When looking at paintings in an art gallery, a viewer’s focus is often on the painting itself. But when you’re tasked with relocating those paintings, in a project like the Sarjeant Gallery is currently undertaking, the frame can take on just as much importance. The Sarjeant has approximately 800 paintings in its collection, and many of those works have ornate and delicate frames.
The picture frame’s earliest origins can be traced back to Ancient Egyptian tomb portraits around the 2nd century A.D. Since then the humble picture frame has gone through many evolutions, being reworked to compliment different art movements. Around the 14th century most frames were created to display large church-commissioned paintings which were designed never to leave that setting. The 16th century Renaissance saw a rise in families with enough wealth to commission paintings for display in their own estates, thus the advent of the more portable frame.
Our framed paintings are transported by attaching metal ‘doovers’ (a small length of 25x150mm steel with holes in both ends for screws) to the back of the frame, one in each corner. These doovers are then screwed onto our custom built travel frames – large reusable plywood frames with adjustable panels to take different sized paintings. We have 40 travel frames of varying sizes, meaning we can transport upwards of 60 paintings on a move day as some travel frames will fit multiple works. Here are a few examples of framed works we have moved recently…
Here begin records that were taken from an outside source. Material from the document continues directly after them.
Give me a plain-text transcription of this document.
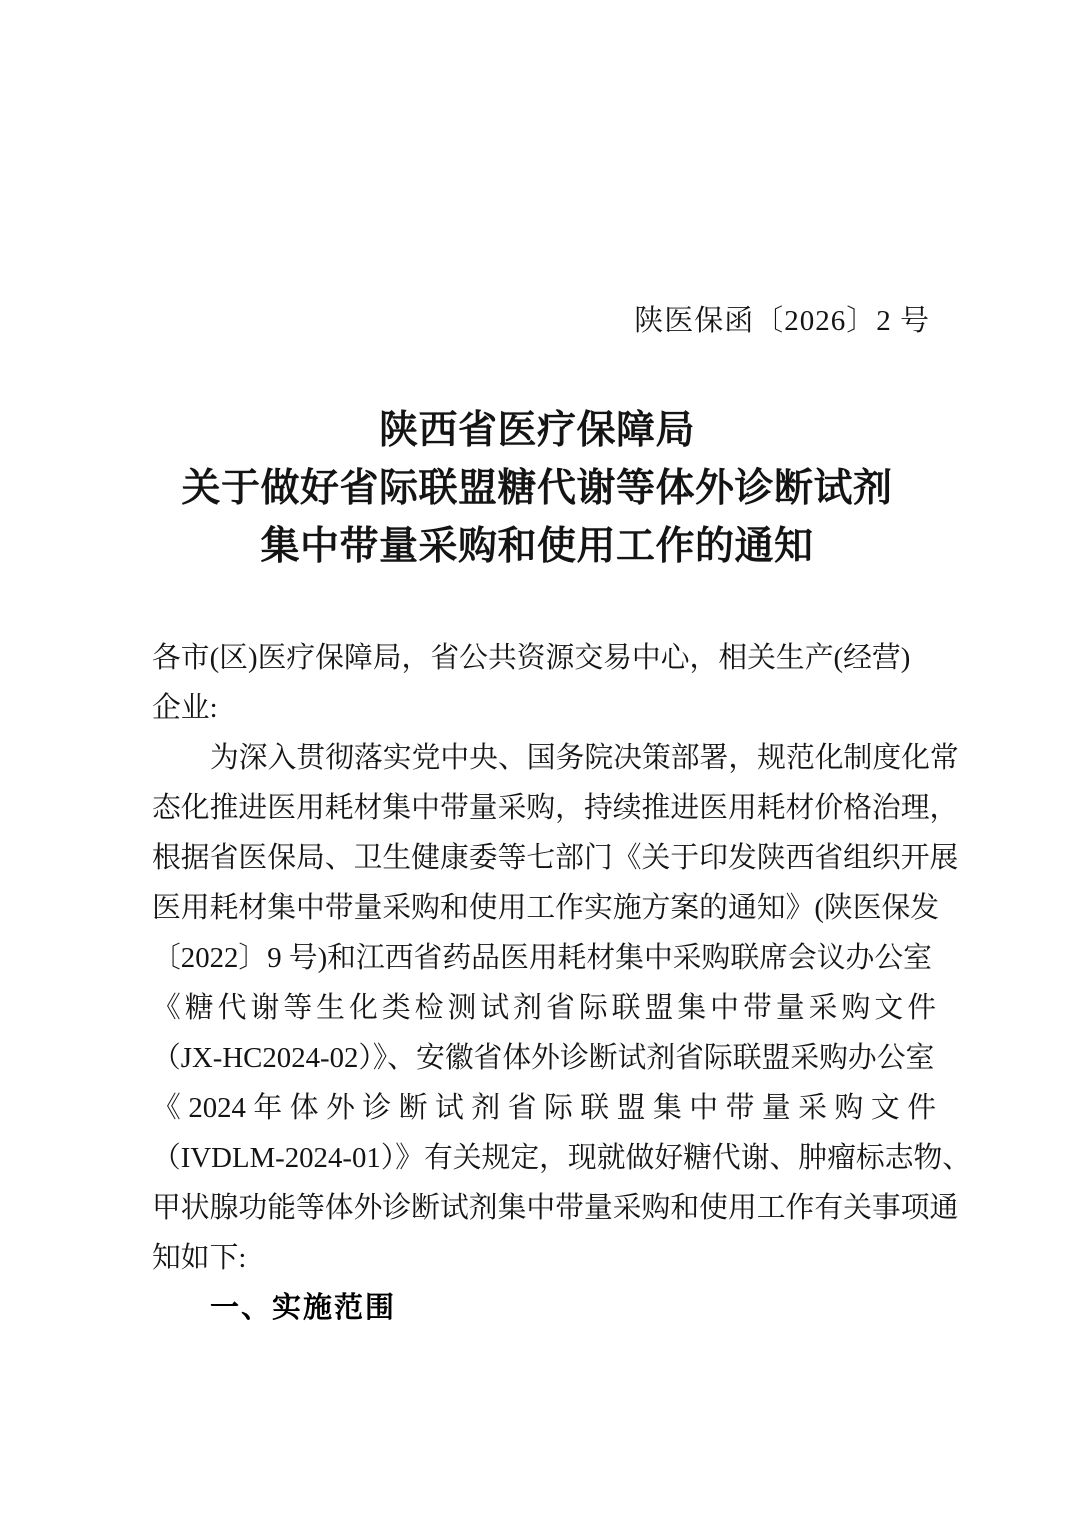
陕医保函〔2026〕2 号
陕西省医疗保障局
关于做好省际联盟糖代谢等体外诊断试剂
集中带量采购和使用工作的通知
各市(区)医疗保障局，省公共资源交易中心，相关生产(经营)
企业:
为深入贯彻落实党中央、国务院决策部署，规范化制度化常
态化推进医用耗材集中带量采购，持续推进医用耗材价格治理，
根据省医保局、卫生健康委等七部门《关于印发陕西省组织开展
医用耗材集中带量采购和使用工作实施方案的通知》(陕医保发
〔2022〕9 号)和江西省药品医用耗材集中采购联席会议办公室
《糖代谢等生化类检测试剂省际联盟集中带量采购文件
（JX-HC2024-02）》、安徽省体外诊断试剂省际联盟采购办公室
《2024年体外诊断试剂省际联盟集中带量采购文件
（IVDLM-2024-01）》有关规定，现就做好糖代谢、肿瘤标志物、
甲状腺功能等体外诊断试剂集中带量采购和使用工作有关事项通
知如下:
一、实施范围
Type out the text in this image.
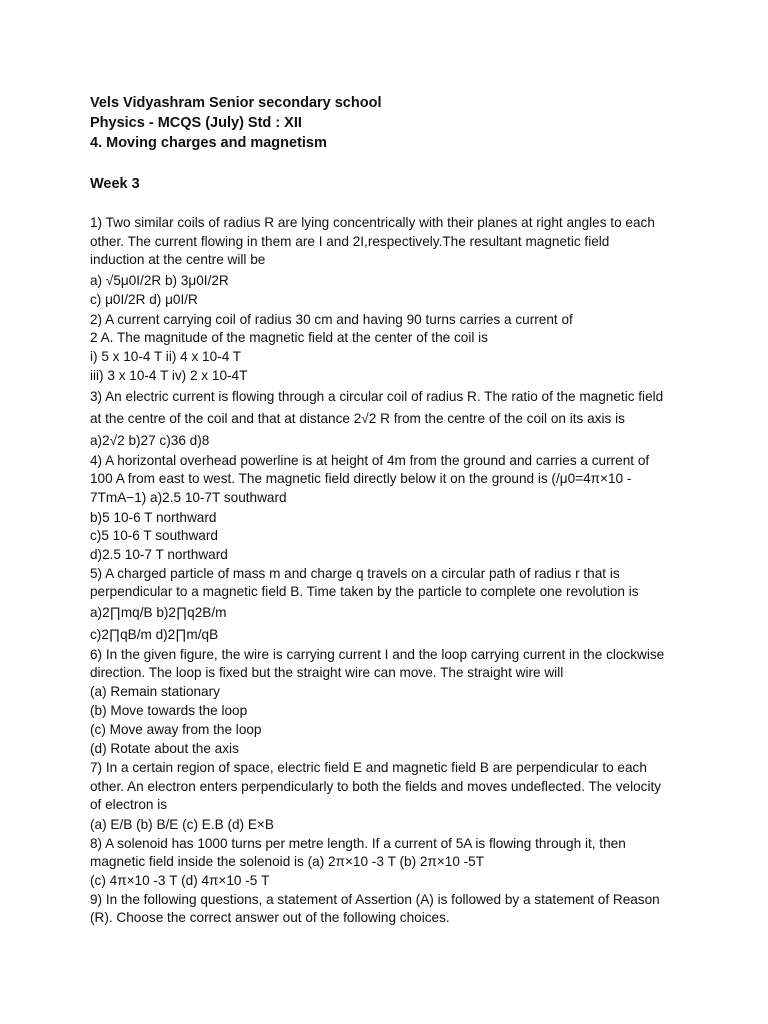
Vels Vidyashram Senior secondary school
Physics - MCQS (July) Std : XII
4. Moving charges and magnetism
Week 3
1) Two similar coils of radius R are lying concentrically with their planes at right angles to each
other. The current flowing in them are I and 2I,respectively.The resultant magnetic field
induction at the centre will be
a) √5μ0I/2R b) 3μ0I/2R
c) μ0I/2R d) μ0I/R
2) A current carrying coil of radius 30 cm and having 90 turns carries a current of
2 A. The magnitude of the magnetic field at the center of the coil is
i) 5 x 10-4 T ii) 4 x 10-4 T
iii) 3 x 10-4 T iv) 2 x 10-4T
3) An electric current is flowing through a circular coil of radius R. The ratio of the magnetic field
at the centre of the coil and that at distance 2√2 R from the centre of the coil on its axis is
a)2√2 b)27 c)36 d)8
4) A horizontal overhead powerline is at height of 4m from the ground and carries a current of
100 A from east to west. The magnetic field directly below it on the ground is (/μ0=4π×10 -
7TmA−1) a)2.5 10-7T southward
b)5 10-6 T northward
c)5 10-6 T southward
d)2.5 10-7 T northward
5) A charged particle of mass m and charge q travels on a circular path of radius r that is
perpendicular to a magnetic field B. Time taken by the particle to complete one revolution is
a)2∏mq/B b)2∏q2B/m
c)2∏qB/m d)2∏m/qB
6) In the given figure, the wire is carrying current I and the loop carrying current in the clockwise
direction. The loop is fixed but the straight wire can move. The straight wire will
(a) Remain stationary
(b) Move towards the loop
(c) Move away from the loop
(d) Rotate about the axis
7) In a certain region of space, electric field E and magnetic field B are perpendicular to each
other. An electron enters perpendicularly to both the fields and moves undeflected. The velocity
of electron is
(a) E/B (b) B/E (c) E.B (d) E×B
8) A solenoid has 1000 turns per metre length. If a current of 5A is flowing through it, then
magnetic field inside the solenoid is (a) 2π×10 -3 T (b) 2π×10 -5T
(c) 4π×10 -3 T (d) 4π×10 -5 T
9) In the following questions, a statement of Assertion (A) is followed by a statement of Reason
(R). Choose the correct answer out of the following choices.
The painting (upper) and its 1380 x 1165mm frame are an exact replica of Rapheal’s Madonna of the Armchair 1514, which was faithfully recreated some time in the late 18th-early 19th century. Although not quite as old as the original, this frame is in a fragile state due to its size, weight, and method of production. The frame has a solid wooden base, with elaborately molded plaster decoration on top of this, with a final layer of gilding replicating the cassetta frames popular at the time of the original painting.
The Dughet painting (lower) is one of the oldest works in the collection, and dates back to the 17th century. It’s 760 x 800mm Baroque-style frame features a repeating pattern of spiralling organic forms which were common in frames of this era to project and emphasise the painting’s subject matter, in this case a scene in nature. The frame is made from carved wood that has a layer of smooth plaster over the top, followed by gilding.